11.12.15

Episode 73: Coeur blessé


Cosmos s'éveillait doucement à la vie qui l'entourait. Il aimait passer du temps avec tous les membres de sa famille, surtout ses grands-parents qui le gâtaient, pendant que son père et sa mère s'occupaient à la fois du foyer et du village.

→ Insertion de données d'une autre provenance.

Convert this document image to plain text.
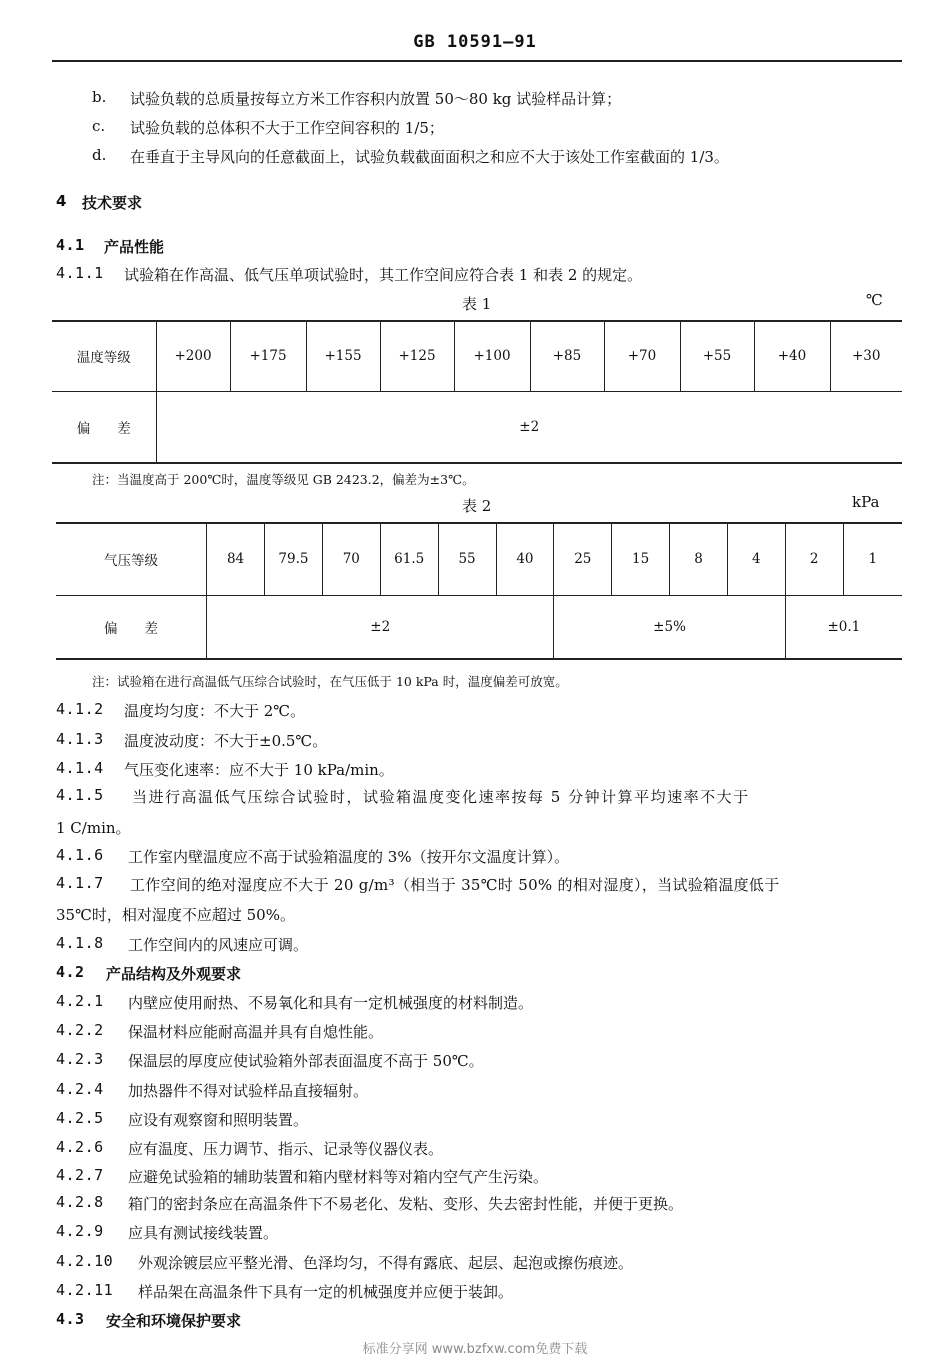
GB 10591—91
b. 试验负载的总质量按每立方米工作容积内放置 50～80 kg 试验样品计算；
c. 试验负载的总体积不大于工作空间容积的 1/5；
d. 在垂直于主导风向的任意截面上，试验负载截面面积之和应不大于该处工作室截面的 1/3。
4 技术要求
4.1 产品性能
4.1.1 试验箱在作高温、低气压单项试验时，其工作空间应符合表 1 和表 2 的规定。
表 1	℃
温度等级	+200	+175	+155	+125	+100	+85	+70	+55	+40	+30
偏　　差	±2									
注：当温度高于 200℃时，温度等级见 GB 2423.2，偏差为±3℃。
表 2	kPa
气压等级	84	79.5	70	61.5	55	40	25	15	8	4	2	1
偏　　差	±2						±5%				±0.1	
注：试验箱在进行高温低气压综合试验时，在气压低于 10 kPa 时，温度偏差可放宽。
4.1.2 温度均匀度：不大于 2℃。
4.1.3 温度波动度：不大于±0.5℃。
4.1.4 气压变化速率：应不大于 10 kPa/min。
4.1.5 当进行高温低气压综合试验时，试验箱温度变化速率按每 5 分钟计算平均速率不大于
1 C/min。
4.1.6 工作室内壁温度应不高于试验箱温度的 3%（按开尔文温度计算）。
4.1.7 工作空间的绝对湿度应不大于 20 g/m³（相当于 35℃时 50% 的相对湿度），当试验箱温度低于
35℃时，相对湿度不应超过 50%。
4.1.8 工作空间内的风速应可调。
4.2 产品结构及外观要求
4.2.1 内壁应使用耐热、不易氧化和具有一定机械强度的材料制造。
4.2.2 保温材料应能耐高温并具有自熄性能。
4.2.3 保温层的厚度应使试验箱外部表面温度不高于 50℃。
4.2.4 加热器件不得对试验样品直接辐射。
4.2.5 应设有观察窗和照明装置。
4.2.6 应有温度、压力调节、指示、记录等仪器仪表。
4.2.7 应避免试验箱的辅助装置和箱内壁材料等对箱内空气产生污染。
4.2.8 箱门的密封条应在高温条件下不易老化、发粘、变形、失去密封性能，并便于更换。
4.2.9 应具有测试接线装置。
4.2.10 外观涂镀层应平整光滑、色泽均匀，不得有露底、起层、起泡或擦伤痕迹。
4.2.11 样品架在高温条件下具有一定的机械强度并应便于装卸。
4.3 安全和环境保护要求
标准分享网 www.bzfxw.com免费下载
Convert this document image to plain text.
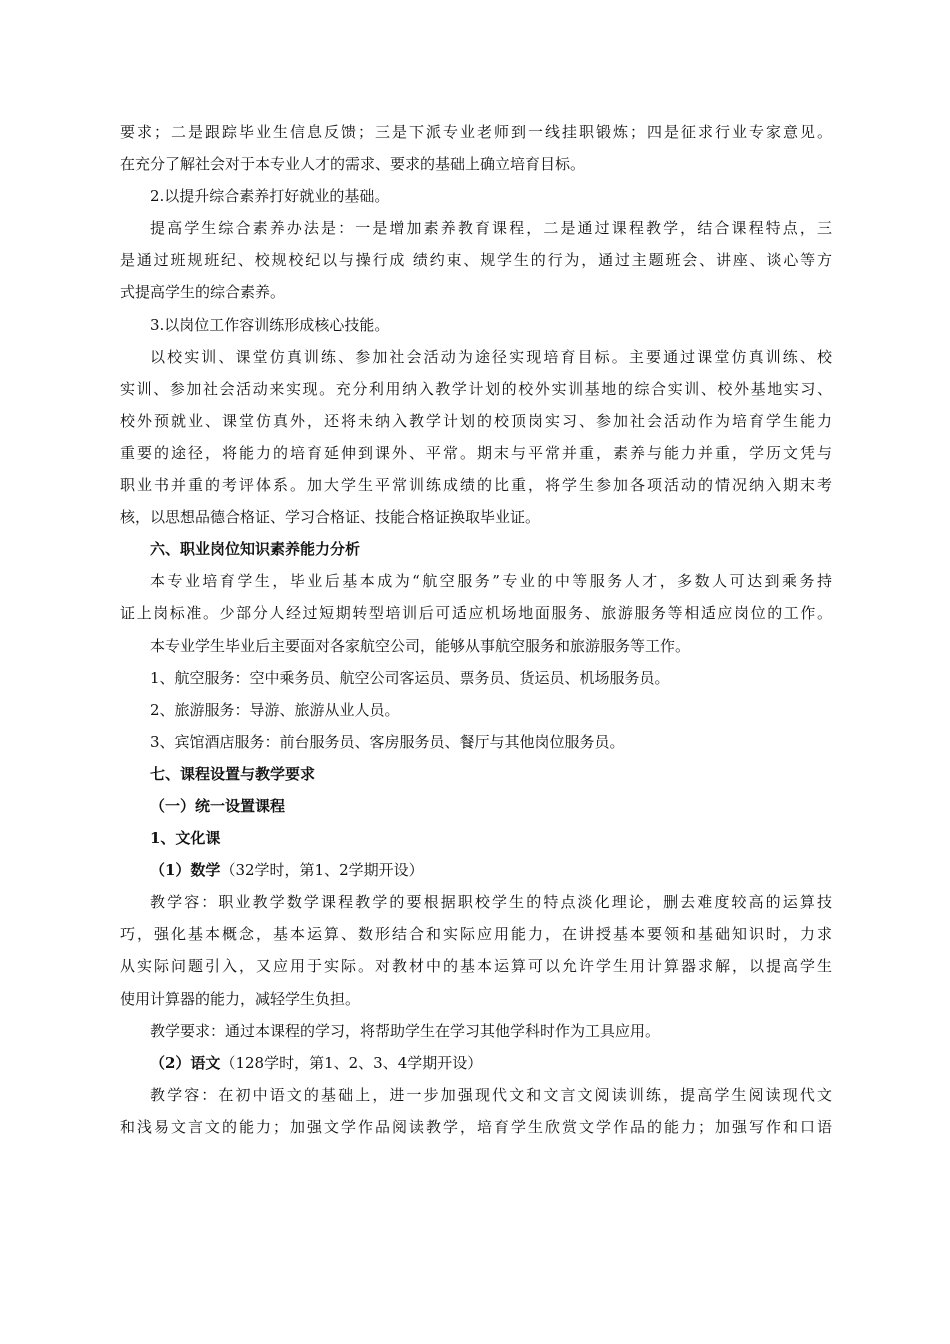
要求；二是跟踪毕业生信息反馈；三是下派专业老师到一线挂职锻炼；四是征求行业专家意见。

在充分了解社会对于本专业人才的需求、要求的基础上确立培育目标。

2.以提升综合素养打好就业的基础。

提高学生综合素养办法是：一是增加素养教育课程，二是通过课程教学，结合课程特点，三

是通过班规班纪、校规校纪以与操行成 绩约束、规学生的行为，通过主题班会、讲座、谈心等方

式提高学生的综合素养。

3.以岗位工作容训练形成核心技能。

以校实训、课堂仿真训练、参加社会活动为途径实现培育目标。主要通过课堂仿真训练、校

实训、参加社会活动来实现。充分利用纳入教学计划的校外实训基地的综合实训、校外基地实习、

校外预就业、课堂仿真外，还将未纳入教学计划的校顶岗实习、参加社会活动作为培育学生能力

重要的途径，将能力的培育延伸到课外、平常。期末与平常并重，素养与能力并重，学历文凭与

职业书并重的考评体系。加大学生平常训练成绩的比重，将学生参加各项活动的情况纳入期末考

核，以思想品德合格证、学习合格证、技能合格证换取毕业证。

六、职业岗位知识素养能力分析

本专业培育学生，毕业后基本成为“航空服务”专业的中等服务人才，多数人可达到乘务持

证上岗标准。少部分人经过短期转型培训后可适应机场地面服务、旅游服务等相适应岗位的工作。

本专业学生毕业后主要面对各家航空公司，能够从事航空服务和旅游服务等工作。

1、航空服务：空中乘务员、航空公司客运员、票务员、货运员、机场服务员。

2、旅游服务：导游、旅游从业人员。

3、宾馆酒店服务：前台服务员、客房服务员、餐厅与其他岗位服务员。

七、课程设置与教学要求

（一）统一设置课程

1、文化课

（1）数学（32学时，第1、2学期开设）

教学容：职业教学数学课程教学的要根据职校学生的特点淡化理论，删去难度较高的运算技

巧，强化基本概念，基本运算、数形结合和实际应用能力，在讲授基本要领和基础知识时，力求

从实际问题引入，又应用于实际。对教材中的基本运算可以允许学生用计算器求解，以提高学生

使用计算器的能力，减轻学生负担。

教学要求：通过本课程的学习，将帮助学生在学习其他学科时作为工具应用。

（2）语文（128学时，第1、2、3、4学期开设）

教学容：在初中语文的基础上，进一步加强现代文和文言文阅读训练，提高学生阅读现代文

和浅易文言文的能力；加强文学作品阅读教学，培育学生欣赏文学作品的能力；加强写作和口语
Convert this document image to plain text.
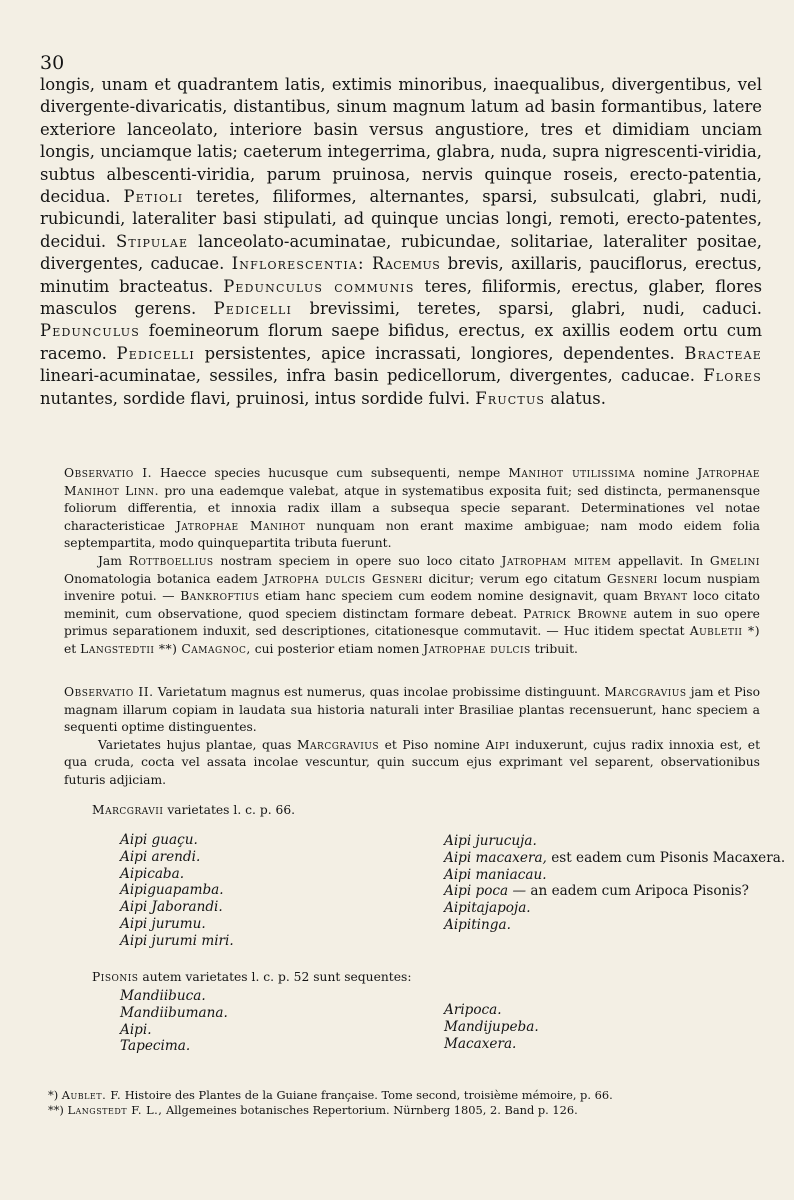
30

longis, unam et quadrantem latis, extimis minoribus, inaequalibus, divergentibus, vel divergente-divaricatis, distantibus, sinum magnum latum ad basin formantibus, latere exteriore lanceolato, interiore basin versus angustiore, tres et dimidiam unciam longis, unciamque latis; caeterum integerrima, glabra, nuda, supra nigrescenti-viridia, subtus albescenti-viridia, parum pruinosa, nervis quinque roseis, erecto-patentia, decidua. Petioli teretes, filiformes, alternantes, sparsi, subsulcati, glabri, nudi, rubicundi, lateraliter basi stipulati, ad quinque uncias longi, remoti, erecto-patentes, decidui. Stipulae lanceolato-acuminatae, rubicundae, solitariae, lateraliter positae, divergentes, caducae. Inflorescentia: Racemus brevis, axillaris, pauciflorus, erectus, minutim bracteatus. Pedunculus communis teres, filiformis, erectus, glaber, flores masculos gerens. Pedicelli brevissimi, teretes, sparsi, glabri, nudi, caduci. Pedunculus foemineorum florum saepe bifidus, erectus, ex axillis eodem ortu cum racemo. Pedicelli persistentes, apice incrassati, longiores, dependentes. Bracteae lineari-acuminatae, sessiles, infra basin pedicellorum, divergentes, caducae. Flores nutantes, sordide flavi, pruinosi, intus sordide fulvi. Fructus alatus.

Observatio I. Haecce species hucusque cum subsequenti, nempe Manihot utilissima nomine Jatrophae Manihot Linn. pro una eademque valebat, atque in systematibus exposita fuit; sed distincta, permanensque foliorum differentia, et innoxia radix illam a subsequa specie separant. Determinationes vel notae characteristicae Jatrophae Manihot nunquam non erant maxime ambiguae; nam modo eidem folia septempartita, modo quinquepartita tributa fuerunt.

Jam Rottboellius nostram speciem in opere suo loco citato Jatropham mitem appellavit. In Gmelini Onomatologia botanica eadem Jatropha dulcis Gesneri dicitur; verum ego citatum Gesneri locum nuspiam invenire potui. — Bankroftius etiam hanc speciem cum eodem nomine designavit, quam Bryant loco citato meminit, cum observatione, quod speciem distinctam formare debeat. Patrick Browne autem in suo opere primus separationem induxit, sed descriptiones, citationesque commutavit. — Huc itidem spectat Aubletii *) et Langstedtii **) Camagnoc, cui posterior etiam nomen Jatrophae dulcis tribuit.

Observatio II. Varietatum magnus est numerus, quas incolae probissime distinguunt. Marcgravius jam et Piso magnam illarum copiam in laudata sua historia naturali inter Brasiliae plantas recensuerunt, hanc speciem a sequenti optime distinguentes.

Varietates hujus plantae, quas Marcgravius et Piso nomine Aipi induxerunt, cujus radix innoxia est, et qua cruda, cocta vel assata incolae vescuntur, quin succum ejus exprimant vel separent, observationibus futuris adjiciam.

Marcgravii varietates l. c. p. 66.

Aipi guaçu.
Aipi arendi.
Aipicaba.
Aipiguapamba.
Aipi Jaborandi.
Aipi jurumu.
Aipi jurumi miri.
Aipi jurucuja.
Aipi macaxera, est eadem cum Pisonis Macaxera.
Aipi maniacau.
Aipi poca — an eadem cum Aripoca Pisonis?
Aipitajapoja.
Aipitinga.

Pisonis autem varietates l. c. p. 52 sunt sequentes:

Mandiibuca.
Mandiibumana.
Aipi.
Tapecima.
Aripoca.
Mandijupeba.
Macaxera.

*) Aublet. F. Histoire des Plantes de la Guiane française. Tome second, troisième mémoire, p. 66.

**) Langstedt F. L., Allgemeines botanisches Repertorium. Nürnberg 1805, 2. Band p. 126.
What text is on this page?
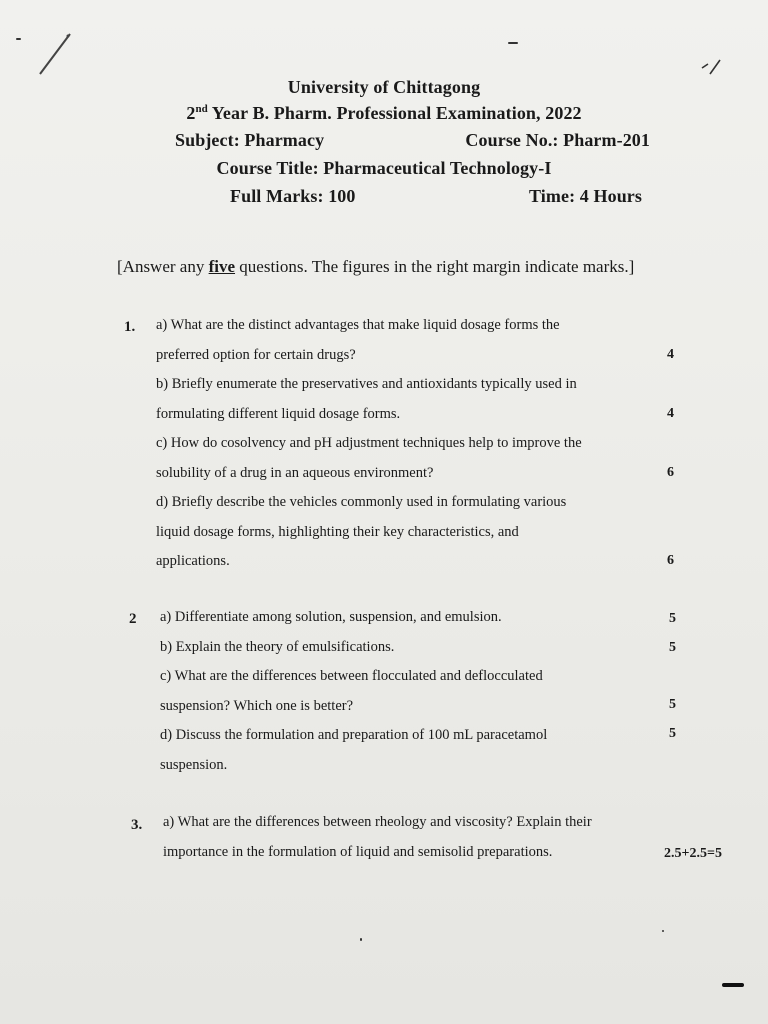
University of Chittagong
2nd Year B. Pharm. Professional Examination, 2022
Subject: Pharmacy	Course No.: Pharm-201
Course Title: Pharmaceutical Technology-I
Full Marks: 100	Time: 4 Hours
[Answer any five questions. The figures in the right margin indicate marks.]
1. a) What are the distinct advantages that make liquid dosage forms the
preferred option for certain drugs?
b) Briefly enumerate the preservatives and antioxidants typically used in
formulating different liquid dosage forms.
c) How do cosolvency and pH adjustment techniques help to improve the
solubility of a drug in an aqueous environment?
d) Briefly describe the vehicles commonly used in formulating various
liquid dosage forms, highlighting their key characteristics, and
applications.
4
4
6
6
2 a) Differentiate among solution, suspension, and emulsion.
b) Explain the theory of emulsifications.
c) What are the differences between flocculated and deflocculated
suspension? Which one is better?
d) Discuss the formulation and preparation of 100 mL paracetamol
suspension.
5
5
5
5
3. a) What are the differences between rheology and viscosity? Explain their
importance in the formulation of liquid and semisolid preparations.	2.5+2.5=5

Târâ passait de bons moments en compagnie de son neveu, mais être à ses côtés n'était pas aussi enrichissant qu'être avec Kâli ou Akin. Où pouvaient-ils bien se trouver d'ailleurs?

Il ne lui fallut pas beaucoup de temps avant de les retrouver: ils s'embrassaient à quelques pas de la maison. La jeune femme ne comprit pas tout de suite ce qui était en train de se passer... Elle avait l'habitude maintenant de les voir l'un contre l'autre. Ils s'aimaient, et tout le monde s'accordait à dire que c'était un comportement normal entre deux amants...




Et pourtant... A la vue de leurs lèvres jointes, des grandes mains fermes d'Akin qui se promenaient dans le dos de Kâli, Târâ sentait son coeur se serrer. Ils riaient. Oui, ils étaient heureux tous les deux... Ils semblaient goûter un bonheur qu'elle ne pourrait jamais effleurer des doigts.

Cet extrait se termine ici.